Annaliese Mason studied genetics at the University of Western Australia in Perth (Australia) and received her PhD there. She subsequently conducted research in Wuhan (China) and in Brisbane (Australia). At the University of Gießen (Germany) she led an Emmy Noether research group and completed her habilitation on plant hybrids. For her habilitation thesis, she received the Justus von Liebig University Award. She has been teaching and researching at the University of Bonn since September 2020 as head of the plant breeding department.
A gap in the understanding of modern physics
In the last seven years, researchers working on Albert Einstein’s general theory of relativity of 1915 could celebrate the observation of both gravitational waves and black holes; both discoveries were honored with Nobel Prizes. "But these developments would not have been possible without the crucial developments within Einstein’s theory that took place between 1955 and 1975. And yet, these developments have not been properly investigated by historians or philosophers of science," says Prof. Dr. Dennis Lehmkuhl of the Institute of Philosophy at the University of Bonn, member of the Transdisciplinary Research Area Individuals & Societies.

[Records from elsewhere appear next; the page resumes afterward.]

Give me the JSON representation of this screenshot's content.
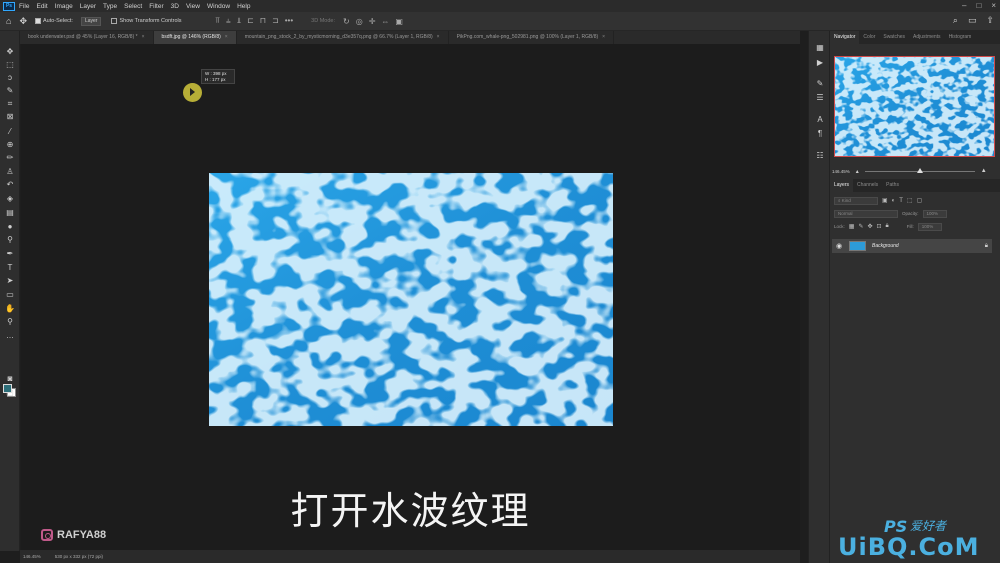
{
  "app": {
    "logo_label": "Ps"
  },
  "menu": [
    "File",
    "Edit",
    "Image",
    "Layer",
    "Type",
    "Select",
    "Filter",
    "3D",
    "View",
    "Window",
    "Help"
  ],
  "options_bar": {
    "auto_select_label": "Auto-Select:",
    "auto_select_target": "Layer",
    "transform_controls_label": "Show Transform Controls",
    "mode_3d_label": "3D Mode:"
  },
  "tabs": [
    {
      "label": "book underwater.psd @ 45% (Layer 16, RGB/8) *",
      "active": false
    },
    {
      "label": "bsdft.jpg @ 146% (RGB/8)",
      "active": true
    },
    {
      "label": "mountain_png_stock_2_by_mysticmorning_d3e357q.png @ 66.7% (Layer 1, RGB/8)",
      "active": false
    },
    {
      "label": "PikPng.com_whale-png_502981.png @ 100% (Layer 1, RGB/8)",
      "active": false
    }
  ],
  "tab_close_glyph": "×",
  "tooltip": {
    "width": "W : 398 px",
    "height": "H : 177 px"
  },
  "subtitle": "打开水波纹理",
  "watermark": {
    "handle": "RAFYA88"
  },
  "status": {
    "zoom": "146.45%",
    "doc_size": "530 px x 332 px (72 ppi)"
  },
  "navigator": {
    "tabs": [
      "Navigator",
      "Color",
      "Swatches",
      "Adjustments",
      "Histogram"
    ],
    "zoom_value": "146.45%"
  },
  "layers_panel": {
    "tabs": [
      "Layers",
      "Channels",
      "Paths"
    ],
    "kind_filter": "Kind",
    "blend_mode": "Normal",
    "opacity_label": "Opacity:",
    "opacity_value": "100%",
    "lock_label": "Lock:",
    "fill_label": "Fill:",
    "fill_value": "100%",
    "layers": [
      {
        "name": "Background",
        "visible": true,
        "locked": true
      }
    ]
  },
  "corner_logo": {
    "ps_text": "PS",
    "ps_text2": "爱好者",
    "site": "UiBQ.CoM"
  },
  "colors": {
    "foreground": "#2d6f7a",
    "background": "#ffffff",
    "water_base": "#1f8fd6",
    "water_highlight": "#bfeaff",
    "cursor_highlight": "#d2c83c"
  },
  "icons": {
    "home": "home-icon",
    "move": "move-icon",
    "search": "search-icon",
    "eye": "eye-icon",
    "lock": "lock-icon"
  }
}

He too will now be funded by a Consolidator Grant from the European Research Council, amounting to almost two million euros over the next five years.
The goal of his "Centre of Gravity" project is to close the gap in the understanding of the developments between 1955 and 1975. In these years, several researchers built on Einstein's foundations, but also revolutionized the mathematical tools and physical concepts within the theory. In the project funded by the ERC, both the published works and the unpublished calculations and correspondence of the defining physicists and mathematicians of this era – such as Sir Roger Penrose, Stephen Hawking, Sir Hermann Bondi, Jürgen Ehlers and John Wheeler – will now be analyzed and deciphered in detail.

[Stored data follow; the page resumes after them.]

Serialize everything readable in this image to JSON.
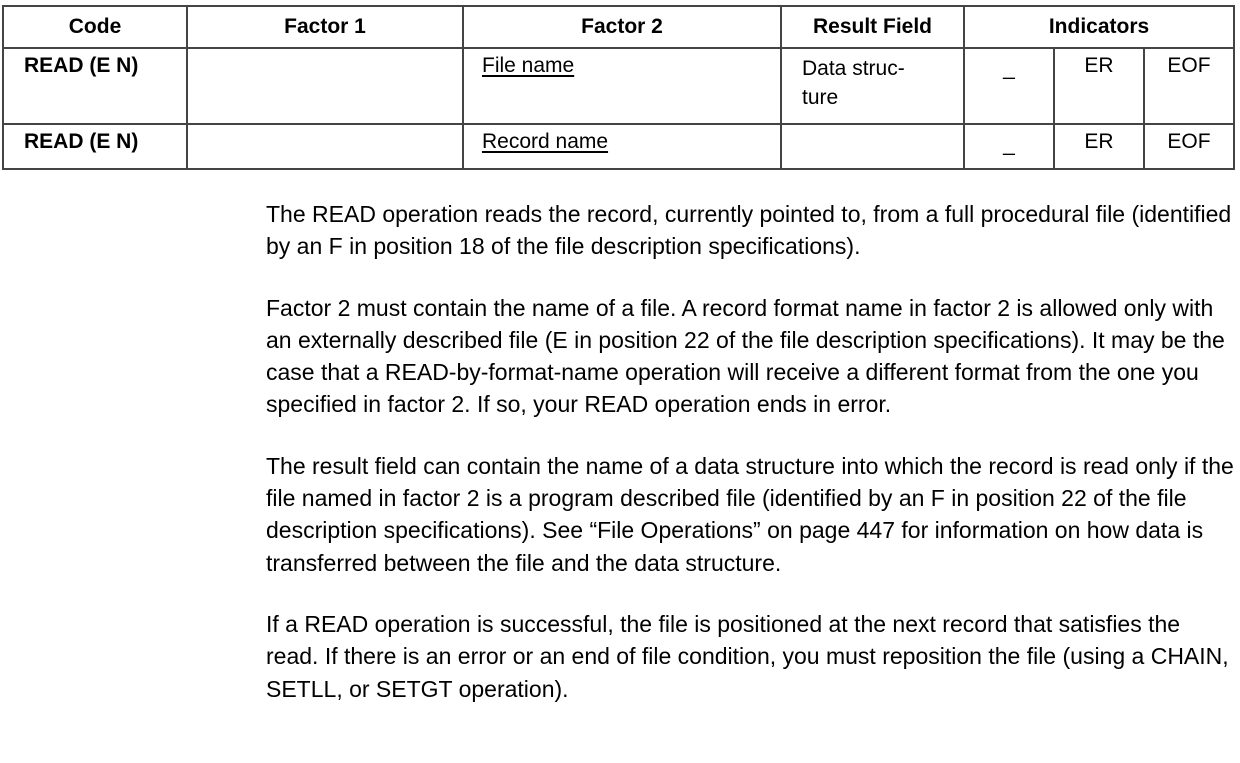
{
  "table": {
    "headers": {
      "code": "Code",
      "factor1": "Factor 1",
      "factor2": "Factor 2",
      "result": "Result Field",
      "indicators": "Indicators"
    },
    "rows": [
      {
        "code": "READ (E N)",
        "factor1": "",
        "factor2": "File name",
        "result": "Data struc-­ture",
        "result_line1": "Data struc-",
        "result_line2": "ture",
        "ind1": "_",
        "ind2": "ER",
        "ind3": "EOF"
      },
      {
        "code": "READ (E N)",
        "factor1": "",
        "factor2": "Record name",
        "result": "",
        "ind1": "_",
        "ind2": "ER",
        "ind3": "EOF"
      }
    ]
  },
  "paragraphs": [
    "The READ operation reads the record, currently pointed to, from a full procedural file (identified by an F in position 18 of the file description specifications).",
    "Factor 2 must contain the name of a file. A record format name in factor 2 is allowed only with an externally described file (E in position 22 of the file description specifications). It may be the case that a READ-by-format-name operation will receive a different format from the one you specified in factor 2. If so, your READ operation ends in error.",
    "The result field can contain the name of a data structure into which the record is read only if the file named in factor 2 is a program described file (identified by an F in position 22 of the file description specifications).  See “File Operations” on page 447 for information on how data is transferred between the file and the data structure.",
    "If a READ operation is successful, the file is positioned at the next record that satisfies the read. If there is an error or an end of file condition, you must reposition the file (using a CHAIN, SETLL, or SETGT operation)."
  ]
}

"For in understanding the genesis and subsequent interpretation of these concepts and tools, we will also lay the groundwork for understanding the most exciting elements of today's physics: the physics of gravitational waves as they arise from black hole and neutron star mergers, as well as of the supermassive black hole around which our entire galaxy rotates," says Prof. Lehmkuhl. He plans to tackle the project with a team of physicists, historians and philosophers of science.

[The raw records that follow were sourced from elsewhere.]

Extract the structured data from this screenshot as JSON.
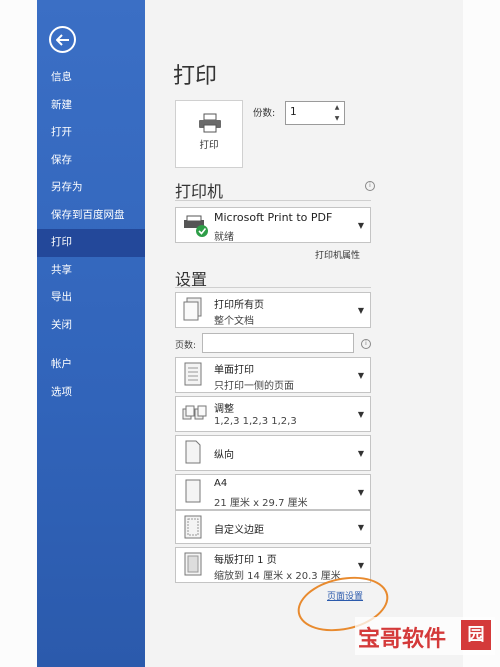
{
  "sidebar": {
    "items": [
      {
        "label": "信息"
      },
      {
        "label": "新建"
      },
      {
        "label": "打开"
      },
      {
        "label": "保存"
      },
      {
        "label": "另存为"
      },
      {
        "label": "保存到百度网盘"
      },
      {
        "label": "打印",
        "active": true
      },
      {
        "label": "共享"
      },
      {
        "label": "导出"
      },
      {
        "label": "关闭"
      },
      {
        "label": "帐户"
      },
      {
        "label": "选项"
      }
    ]
  },
  "main": {
    "title": "打印",
    "print_button_label": "打印",
    "copies_label": "份数:",
    "copies_value": "1",
    "printer_section_title": "打印机",
    "printer_name": "Microsoft Print to PDF",
    "printer_status": "就绪",
    "printer_properties_link": "打印机属性",
    "settings_section_title": "设置",
    "settings": [
      {
        "line1": "打印所有页",
        "line2": "整个文档",
        "icon": "pages-icon"
      },
      {
        "line1": "单面打印",
        "line2": "只打印一侧的页面",
        "icon": "single-sided-icon"
      },
      {
        "line1": "调整",
        "line2": "1,2,3    1,2,3    1,2,3",
        "icon": "collate-icon"
      },
      {
        "line1": "纵向",
        "line2": "",
        "icon": "portrait-icon"
      },
      {
        "line1": "A4",
        "line2": "21 厘米 x 29.7 厘米",
        "icon": "paper-size-icon"
      },
      {
        "line1": "自定义边距",
        "line2": "",
        "icon": "margins-icon"
      },
      {
        "line1": "每版打印 1 页",
        "line2": "缩放到 14 厘米 x 20.3 厘米",
        "icon": "pages-per-sheet-icon"
      }
    ],
    "pages_label": "页数:",
    "pages_value": "",
    "page_setup_link": "页面设置"
  },
  "watermark": {
    "text": "宝哥软件",
    "seal": "园"
  },
  "colors": {
    "sidebar": "#3164ba",
    "sidebar_active": "#23489a",
    "annotation": "#e88a2e",
    "watermark": "#d43a3a"
  }
}
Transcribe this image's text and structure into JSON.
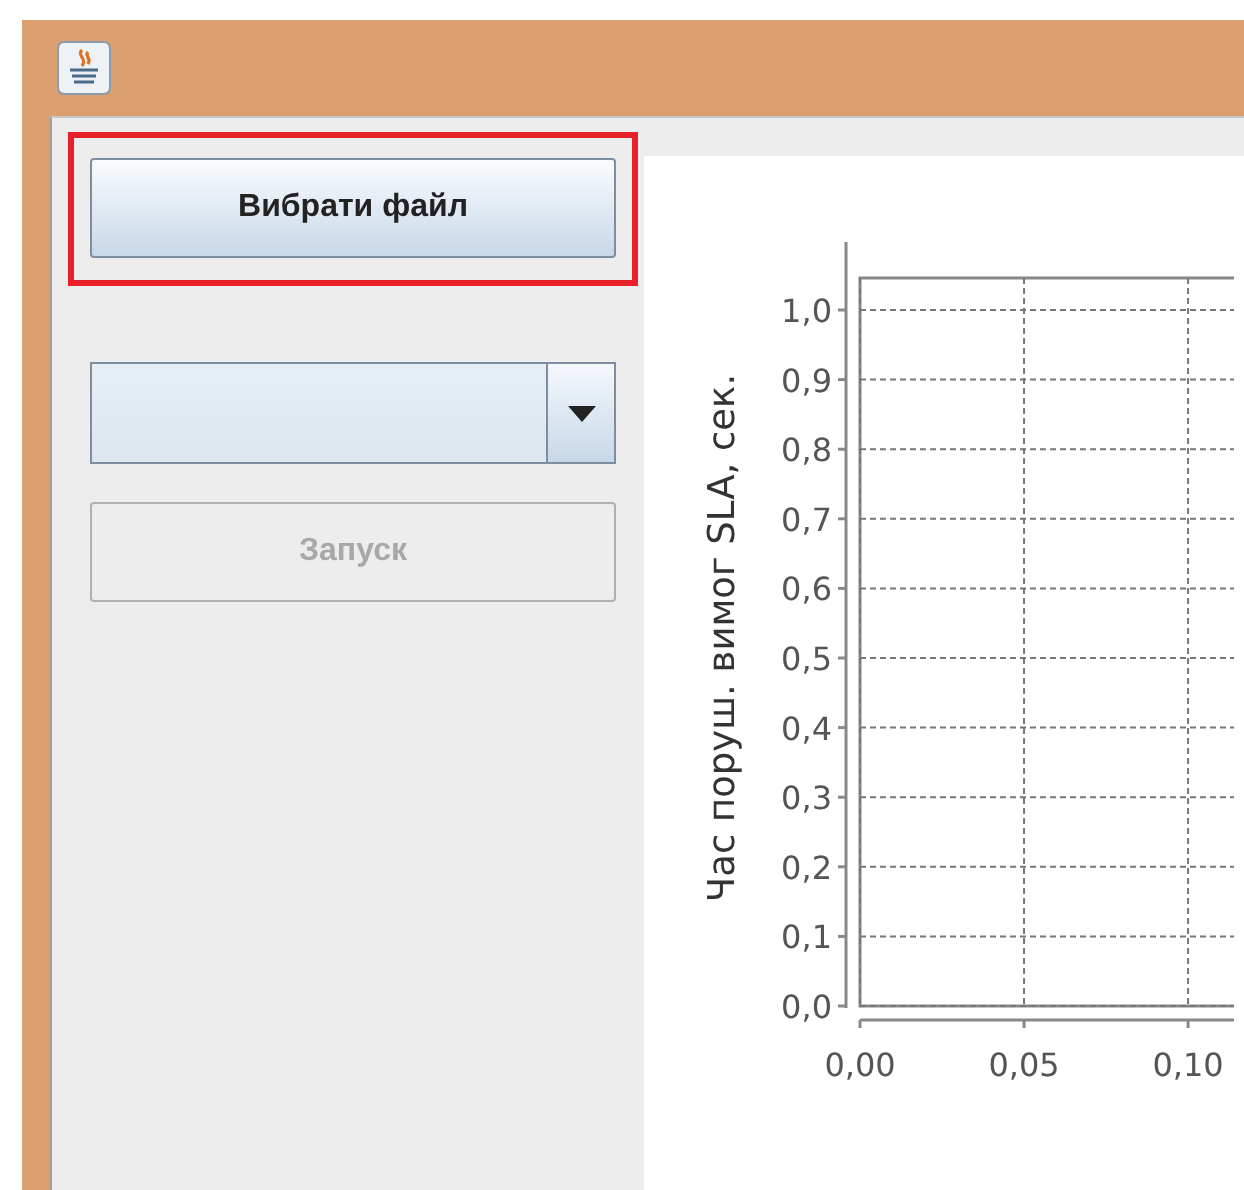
{
  "left_panel": {
    "choose_file_button": {
      "label": "Вибрати файл",
      "highlighted": true
    },
    "combo_box": {
      "disabled": false
    },
    "run_button": {
      "label": "Запуск",
      "disabled": true
    }
  },
  "chart": {
    "chart_data": {
      "type": "line",
      "grid": true,
      "ylabel": "Час поруш. вимог SLA, сек.",
      "xlim": [
        0,
        0.114
      ],
      "ylim": [
        0,
        1.046
      ],
      "xticks": [
        {
          "value": 0,
          "label": "0,00"
        },
        {
          "value": 0.05,
          "label": "0,05"
        },
        {
          "value": 0.1,
          "label": "0,10"
        }
      ],
      "yticks": [
        {
          "value": 0,
          "label": "0,0"
        },
        {
          "value": 0.1,
          "label": "0,1"
        },
        {
          "value": 0.2,
          "label": "0,2"
        },
        {
          "value": 0.3,
          "label": "0,3"
        },
        {
          "value": 0.4,
          "label": "0,4"
        },
        {
          "value": 0.5,
          "label": "0,5"
        },
        {
          "value": 0.6,
          "label": "0,6"
        },
        {
          "value": 0.7,
          "label": "0,7"
        },
        {
          "value": 0.8,
          "label": "0,8"
        },
        {
          "value": 0.9,
          "label": "0,9"
        },
        {
          "value": 1,
          "label": "1,0"
        }
      ]
    }
  }
}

The philosopher was immediately successful in his application for ERC funding. Moreover, this is the first ERC Consolidator Grant at the Faculty of Philosophy at the University of Bonn. Dennis Lehmkuhl studied physics and philosophy at the University of Hamburg and at Imperial College London. After completing his PhD at the University of Oxford, he worked at the University of Wuppertal, the California Institute of Technology (Caltech), and the University of Oxford. In 2018, he was appointed Lichtenberg Professor of History and Philosophy of Physics at the University of Bonn, the first such professorship in Germany. He remains a “Visiting Associate” at Caltech, as well as one of the scientific editors of The Collected Papers of Albert Einstein.